Open zsz00 opened 2 years ago
Here is a way to get this information (and more/less depending on what statistics you want - see the describe
docstring for details)
julia> using DataFrames
julia> df = DataFrame(a=1:3, b='a':'c', c=rand(3))
3×3 DataFrame
Row │ a b c
│ Int64 Char Float64
─────┼───────────────────────
1 │ 1 a 0.820353
2 │ 2 b 0.186675
3 │ 3 c 0.419596
julia> describe(df)
3×7 DataFrame
Row │ variable mean min median max nmissing eltype
│ Symbol Union… Any Union… Any Int64 DataType
─────┼──────────────────────────────────────────────────────────────────────
1 │ a 2.0 1 2.0 3 0 Int64
2 │ b a c 0 Char
3 │ c 0.475541 0.186675 0.419596 0.820353 0 Float64
julia> Base.summarysize(df)
804
info(df) as a information aggregation of: size(df) describe(df) summarysize(df)
Let us wait for others to comment.
I never needed such information in combination and the downside is that info
is just printing data (if I understand what it does correctly), while size
, describe
and summarysize
return objects that can be programmatically worked with.
Also providing a function that just prints something is quite challenging in design as then you need to define how it should behave in text, html and LaTeX backends.
Something like info
might be relevant in the context of Pluto.jl notebooks, I could imagine an html widget/output with this would be quite useful. One downside to DataFrames.jl’s describe
function in a report/document context is that without knowing the number of rows, the descriptive statistics (and nmissing
especially) are more difficult to correctly interpret.
without knowing the number of rows, the descriptive statistics
This is a good point.
@zsz00 - can you please propose a contract for info
?
Info() and describe() have different priorities: info is metadata of dataframe, [size, schema, memery_used] describe is statistics of column.
@zsz00 - thank you for linking the docsting of pandas info
.
What I would like to decide is contract for DataFrames.jl info
function that we would to add.
If you are unsure how to specify such a contract then can you please comment what information you would like to see.
In other words - if we decide to add such a function we need to write down exactly how we want this function to work in DataFrames.jl before it gets implemented; having a pandas reference is nice, but there is no 1 to 1 correspondence between pandas and DataFrames.jl data frame object specifications.
Also - do you want info
to work only on AbstractDataFrame
or also on DataFrameRow
and GroupedDataFrame
?
From the legal perspective I do not want to use what pandas does verbatim, as it has a different licensing model (BSD-3) than DataFrames.jl (MIT), but this is a minor thing. I rather prefer to work out what makes sense in the Julia ecosystem and implement it (even if it is very similar to pandas)

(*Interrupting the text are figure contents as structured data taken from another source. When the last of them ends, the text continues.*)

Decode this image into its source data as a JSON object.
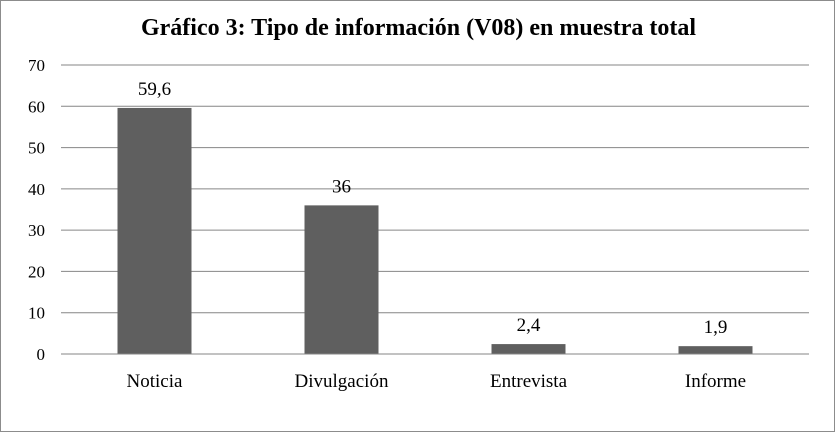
{
  "chart_data": {
    "type": "bar",
    "title": "Gráfico 3: Tipo de información (V08) en muestra total",
    "categories": [
      "Noticia",
      "Divulgación",
      "Entrevista",
      "Informe"
    ],
    "values": [
      59.6,
      36,
      2.4,
      1.9
    ],
    "value_labels": [
      "59,6",
      "36",
      "2,4",
      "1,9"
    ],
    "ylim": [
      0,
      70
    ],
    "yticks": [
      0,
      10,
      20,
      30,
      40,
      50,
      60,
      70
    ],
    "grid": true,
    "legend": "none",
    "bar_color": "#5f5f5f",
    "grid_color": "#868686"
  }
}
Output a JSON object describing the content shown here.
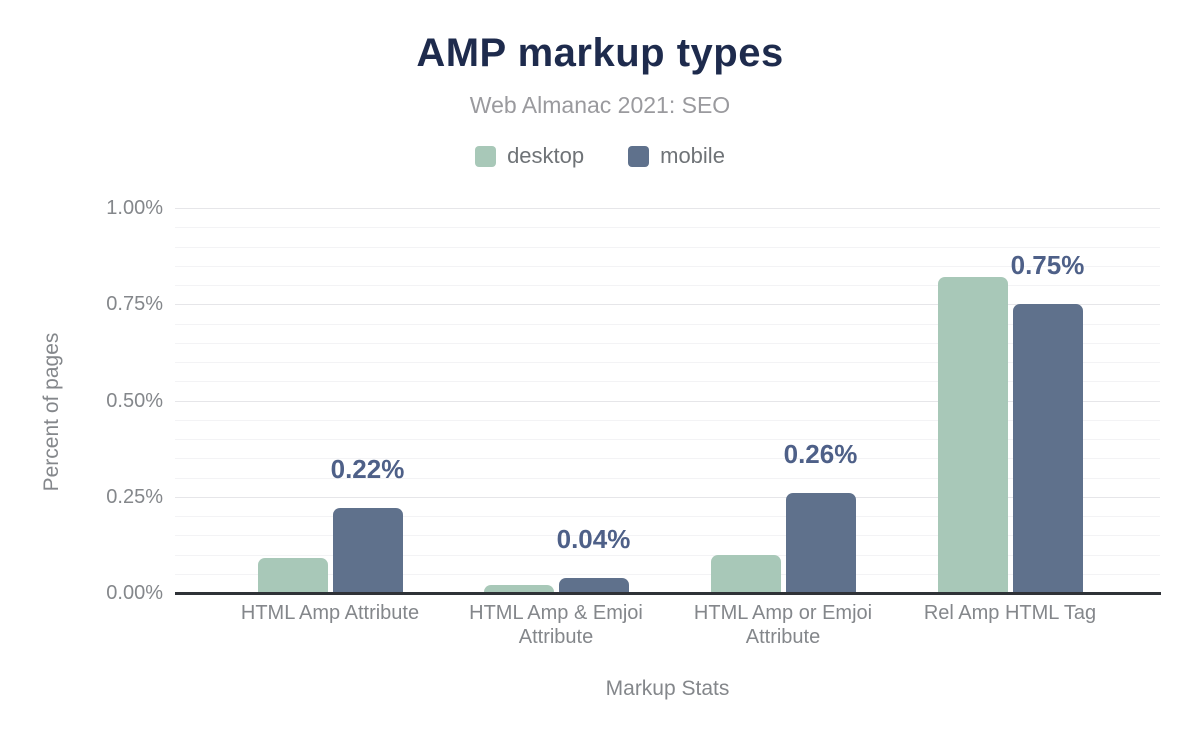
{
  "chart_data": {
    "type": "bar",
    "title": "AMP markup types",
    "subtitle": "Web Almanac 2021: SEO",
    "xlabel": "Markup Stats",
    "ylabel": "Percent of pages",
    "categories": [
      "HTML Amp Attribute",
      "HTML Amp & Emjoi Attribute",
      "HTML Amp or Emjoi Attribute",
      "Rel Amp HTML Tag"
    ],
    "series": [
      {
        "name": "desktop",
        "color": "#a8c8b8",
        "values": [
          0.09,
          0.02,
          0.1,
          0.82
        ]
      },
      {
        "name": "mobile",
        "color": "#5f718c",
        "values": [
          0.22,
          0.04,
          0.26,
          0.75
        ],
        "data_labels": [
          "0.22%",
          "0.04%",
          "0.26%",
          "0.75%"
        ]
      }
    ],
    "value_unit": "%",
    "y_ticks": [
      "0.00%",
      "0.25%",
      "0.50%",
      "0.75%",
      "1.00%"
    ],
    "ylim": [
      0,
      1
    ],
    "y_major_step": 0.25,
    "y_minor_step": 0.05,
    "grid": true,
    "legend_position": "top",
    "colors": {
      "title": "#1e2b4d",
      "subtitle": "#9a9a9e",
      "legend_text": "#6f7377",
      "axis_text": "#84878b",
      "data_label": "#4e6088",
      "axis_line": "#2f3237",
      "grid_major": "#e6e6e9",
      "grid_minor": "#f3f3f5"
    }
  }
}
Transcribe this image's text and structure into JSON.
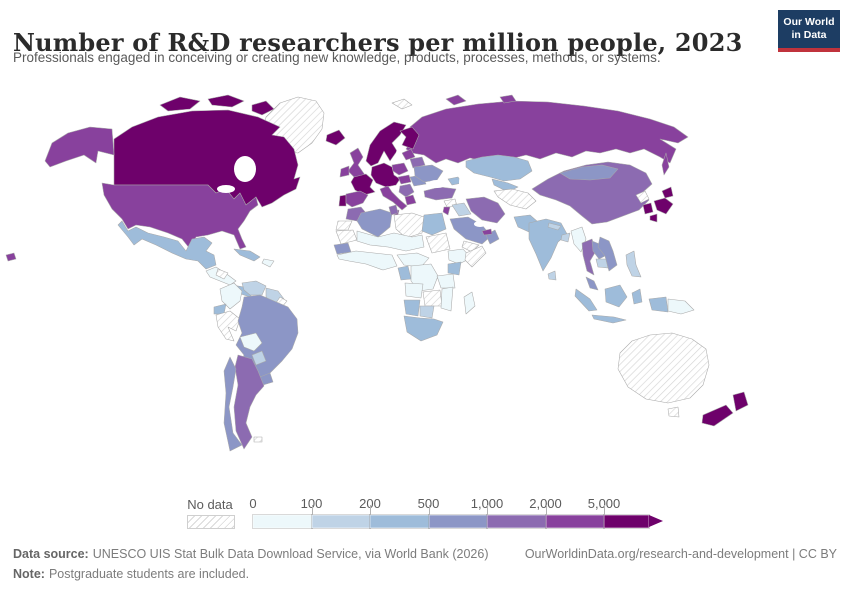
{
  "header": {
    "title": "Number of R&D researchers per million people, 2023",
    "subtitle": "Professionals engaged in conceiving or creating new knowledge, products, processes, methods, or systems."
  },
  "logo": {
    "line1": "Our World",
    "line2": "in Data",
    "bg_color": "#1d3d63",
    "accent_color": "#c0333c"
  },
  "chart_data": {
    "type": "choropleth_map",
    "title": "Number of R&D researchers per million people",
    "year": "2023",
    "legend": {
      "no_data_label": "No data",
      "tick_labels": [
        "0",
        "100",
        "200",
        "500",
        "1,000",
        "2,000",
        "5,000"
      ],
      "ranges": [
        "0-100",
        "100-200",
        "200-500",
        "500-1,000",
        "1,000-2,000",
        "2,000-5,000",
        "5,000+"
      ],
      "colors": [
        "#edf8fb",
        "#bfd3e6",
        "#9ebcda",
        "#8c96c6",
        "#8c6bb1",
        "#88419d",
        "#6e016b"
      ],
      "no_data_pattern": "diagonal-hatch",
      "position": "bottom"
    },
    "regions": [
      {
        "id": "canada",
        "name": "Canada",
        "bucket": 6
      },
      {
        "id": "usa",
        "name": "United States",
        "bucket": 5
      },
      {
        "id": "greenland",
        "name": "Greenland",
        "bucket": "no-data"
      },
      {
        "id": "mexico",
        "name": "Mexico",
        "bucket": 2
      },
      {
        "id": "central-america",
        "name": "Guatemala and Central America",
        "bucket": 0
      },
      {
        "id": "honduras",
        "name": "Honduras",
        "bucket": "no-data"
      },
      {
        "id": "costa-rica-panama",
        "name": "Costa Rica and Panama",
        "bucket": 2
      },
      {
        "id": "cuba",
        "name": "Cuba",
        "bucket": 2
      },
      {
        "id": "hispaniola",
        "name": "Hispaniola",
        "bucket": 0
      },
      {
        "id": "colombia",
        "name": "Colombia",
        "bucket": 0
      },
      {
        "id": "venezuela",
        "name": "Venezuela",
        "bucket": 1
      },
      {
        "id": "guyanas",
        "name": "Guyana and Suriname",
        "bucket": 1
      },
      {
        "id": "french-guiana",
        "name": "French Guiana",
        "bucket": "no-data"
      },
      {
        "id": "ecuador",
        "name": "Ecuador",
        "bucket": 2
      },
      {
        "id": "peru",
        "name": "Peru",
        "bucket": "no-data"
      },
      {
        "id": "brazil",
        "name": "Brazil",
        "bucket": 3
      },
      {
        "id": "bolivia",
        "name": "Bolivia",
        "bucket": 0
      },
      {
        "id": "paraguay",
        "name": "Paraguay",
        "bucket": 1
      },
      {
        "id": "uruguay",
        "name": "Uruguay",
        "bucket": 3
      },
      {
        "id": "argentina",
        "name": "Argentina",
        "bucket": 4
      },
      {
        "id": "chile",
        "name": "Chile",
        "bucket": 3
      },
      {
        "id": "falkland-islands",
        "name": "Falkland Islands",
        "bucket": "no-data"
      },
      {
        "id": "iceland",
        "name": "Iceland",
        "bucket": 6
      },
      {
        "id": "uk",
        "name": "United Kingdom",
        "bucket": 5
      },
      {
        "id": "ireland",
        "name": "Ireland",
        "bucket": 5
      },
      {
        "id": "norway-sweden",
        "name": "Norway and Sweden",
        "bucket": 6
      },
      {
        "id": "finland",
        "name": "Finland",
        "bucket": 6
      },
      {
        "id": "denmark",
        "name": "Denmark",
        "bucket": 6
      },
      {
        "id": "france",
        "name": "France",
        "bucket": 6
      },
      {
        "id": "west-europe",
        "name": "Germany, Benelux, Alps and Czechia",
        "bucket": 6
      },
      {
        "id": "portugal",
        "name": "Portugal",
        "bucket": 6
      },
      {
        "id": "spain",
        "name": "Spain",
        "bucket": 5
      },
      {
        "id": "italy",
        "name": "Italy",
        "bucket": 5
      },
      {
        "id": "poland",
        "name": "Poland",
        "bucket": 5
      },
      {
        "id": "baltics",
        "name": "Baltic states",
        "bucket": 5
      },
      {
        "id": "belarus",
        "name": "Belarus",
        "bucket": 4
      },
      {
        "id": "central-europe",
        "name": "Hungary and Slovakia",
        "bucket": 5
      },
      {
        "id": "romania",
        "name": "Romania",
        "bucket": 3
      },
      {
        "id": "balkans",
        "name": "Western Balkans",
        "bucket": 4
      },
      {
        "id": "greece",
        "name": "Greece",
        "bucket": 5
      },
      {
        "id": "ukraine",
        "name": "Ukraine",
        "bucket": 3
      },
      {
        "id": "russia",
        "name": "Russia",
        "bucket": 5
      },
      {
        "id": "svalbard",
        "name": "Svalbard",
        "bucket": "no-data"
      },
      {
        "id": "kazakhstan",
        "name": "Kazakhstan",
        "bucket": 2
      },
      {
        "id": "central-asia",
        "name": "Uzbekistan and Central Asia",
        "bucket": 2
      },
      {
        "id": "turkmenistan-afghanistan",
        "name": "Turkmenistan and Afghanistan",
        "bucket": "no-data"
      },
      {
        "id": "caucasus",
        "name": "Caucasus",
        "bucket": 2
      },
      {
        "id": "turkey",
        "name": "Turkey",
        "bucket": 4
      },
      {
        "id": "syria",
        "name": "Syria",
        "bucket": "no-data"
      },
      {
        "id": "iraq",
        "name": "Iraq",
        "bucket": 1
      },
      {
        "id": "iran",
        "name": "Iran",
        "bucket": 4
      },
      {
        "id": "saudi-arabia",
        "name": "Saudi Arabia",
        "bucket": 3
      },
      {
        "id": "yemen",
        "name": "Yemen",
        "bucket": "no-data"
      },
      {
        "id": "oman",
        "name": "Oman",
        "bucket": 3
      },
      {
        "id": "uae",
        "name": "United Arab Emirates and Qatar",
        "bucket": 5
      },
      {
        "id": "israel-jordan",
        "name": "Israel and Jordan",
        "bucket": 5
      },
      {
        "id": "morocco",
        "name": "Morocco",
        "bucket": 4
      },
      {
        "id": "western-sahara",
        "name": "Western Sahara",
        "bucket": "no-data"
      },
      {
        "id": "algeria",
        "name": "Algeria",
        "bucket": 3
      },
      {
        "id": "tunisia",
        "name": "Tunisia",
        "bucket": 4
      },
      {
        "id": "libya",
        "name": "Libya",
        "bucket": "no-data"
      },
      {
        "id": "egypt",
        "name": "Egypt",
        "bucket": 2
      },
      {
        "id": "mauritania",
        "name": "Mauritania",
        "bucket": "no-data"
      },
      {
        "id": "sahel",
        "name": "Mali, Niger and Chad",
        "bucket": 0
      },
      {
        "id": "sudan",
        "name": "Sudan",
        "bucket": "no-data"
      },
      {
        "id": "senegal",
        "name": "Senegal",
        "bucket": 3
      },
      {
        "id": "west-africa",
        "name": "West Africa",
        "bucket": 0
      },
      {
        "id": "central-africa",
        "name": "Cameroon and Central Africa",
        "bucket": 0
      },
      {
        "id": "ethiopia",
        "name": "Ethiopia",
        "bucket": 0
      },
      {
        "id": "somalia",
        "name": "Somalia",
        "bucket": "no-data"
      },
      {
        "id": "kenya",
        "name": "Kenya",
        "bucket": 2
      },
      {
        "id": "congo",
        "name": "Congo",
        "bucket": 2
      },
      {
        "id": "drc",
        "name": "Democratic Republic of Congo",
        "bucket": 0
      },
      {
        "id": "tanzania",
        "name": "Tanzania",
        "bucket": 0
      },
      {
        "id": "angola",
        "name": "Angola",
        "bucket": 0
      },
      {
        "id": "zambia-zimbabwe",
        "name": "Zambia and Zimbabwe",
        "bucket": "no-data"
      },
      {
        "id": "mozambique",
        "name": "Mozambique",
        "bucket": 0
      },
      {
        "id": "namibia",
        "name": "Namibia",
        "bucket": 2
      },
      {
        "id": "botswana",
        "name": "Botswana",
        "bucket": 1
      },
      {
        "id": "south-africa",
        "name": "South Africa",
        "bucket": 2
      },
      {
        "id": "madagascar",
        "name": "Madagascar",
        "bucket": 0
      },
      {
        "id": "pakistan",
        "name": "Pakistan",
        "bucket": 2
      },
      {
        "id": "india",
        "name": "India",
        "bucket": 2
      },
      {
        "id": "nepal",
        "name": "Nepal",
        "bucket": 1
      },
      {
        "id": "bangladesh",
        "name": "Bangladesh",
        "bucket": 1
      },
      {
        "id": "sri-lanka",
        "name": "Sri Lanka",
        "bucket": 1
      },
      {
        "id": "myanmar",
        "name": "Myanmar",
        "bucket": 0
      },
      {
        "id": "thailand",
        "name": "Thailand",
        "bucket": 4
      },
      {
        "id": "laos",
        "name": "Laos",
        "bucket": 3
      },
      {
        "id": "cambodia",
        "name": "Cambodia",
        "bucket": 1
      },
      {
        "id": "vietnam",
        "name": "Vietnam",
        "bucket": 3
      },
      {
        "id": "malaysia",
        "name": "Malaysia",
        "bucket": 3
      },
      {
        "id": "indonesia",
        "name": "Indonesia",
        "bucket": 2
      },
      {
        "id": "philippines",
        "name": "Philippines",
        "bucket": 1
      },
      {
        "id": "papua-new-guinea",
        "name": "Papua New Guinea",
        "bucket": 0
      },
      {
        "id": "china",
        "name": "China",
        "bucket": 4
      },
      {
        "id": "mongolia",
        "name": "Mongolia",
        "bucket": 3
      },
      {
        "id": "north-korea",
        "name": "North Korea",
        "bucket": "no-data"
      },
      {
        "id": "south-korea",
        "name": "South Korea",
        "bucket": 6
      },
      {
        "id": "japan",
        "name": "Japan",
        "bucket": 6
      },
      {
        "id": "australia",
        "name": "Australia",
        "bucket": "no-data"
      },
      {
        "id": "tasmania",
        "name": "Tasmania",
        "bucket": "no-data"
      },
      {
        "id": "new-zealand",
        "name": "New Zealand",
        "bucket": 6
      }
    ]
  },
  "footer": {
    "source_label": "Data source:",
    "source_text": "UNESCO UIS Stat Bulk Data Download Service, via World Bank (2026)",
    "link_text": "OurWorldinData.org/research-and-development | CC BY",
    "note_label": "Note:",
    "note_text": "Postgraduate students are included."
  }
}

I would like to see informationI like this:
julia> info(df[, args])
4×3 DataFrame
Data columns (total 3 columns):
# Column Non-Null Count Dtype
--- ------ -------------- -----
0 int_col 5 non-null int64
1 text_col 5 non-null object
2 float_col 5 non-null float64
Index info
memory usage: 248.0+ bytes
hope it work on AbstractDataFrame, DataFrameRow, GroupedDataFrame.
I'm not convinced we should add this. DataFrames tries to keep a simple and composable API so that users can master it, we don't want to add convenience functions just to mirror pandas or other implementations.
Regarding Pluto, I don't really see the advantage of having a dedicated function: wouldn't a widget be able to call describe
and summarysize
and concatenate the outputs?
The point that nmissing
is hard to interpret without knowing the number of rows is interesting, but separate I think. I'd rather print the proportion of missing value if that's the case.
info() and describe() have different functions: info() is get metadata of dataframe immediate. describe() is statistics on dataframe cols, It takes some computation time.
describe() + summarysize to get info, unnecessary cols statistical work was done.
df.info() in pandas is a useful function !
Hope DataFrames.jl have a same function.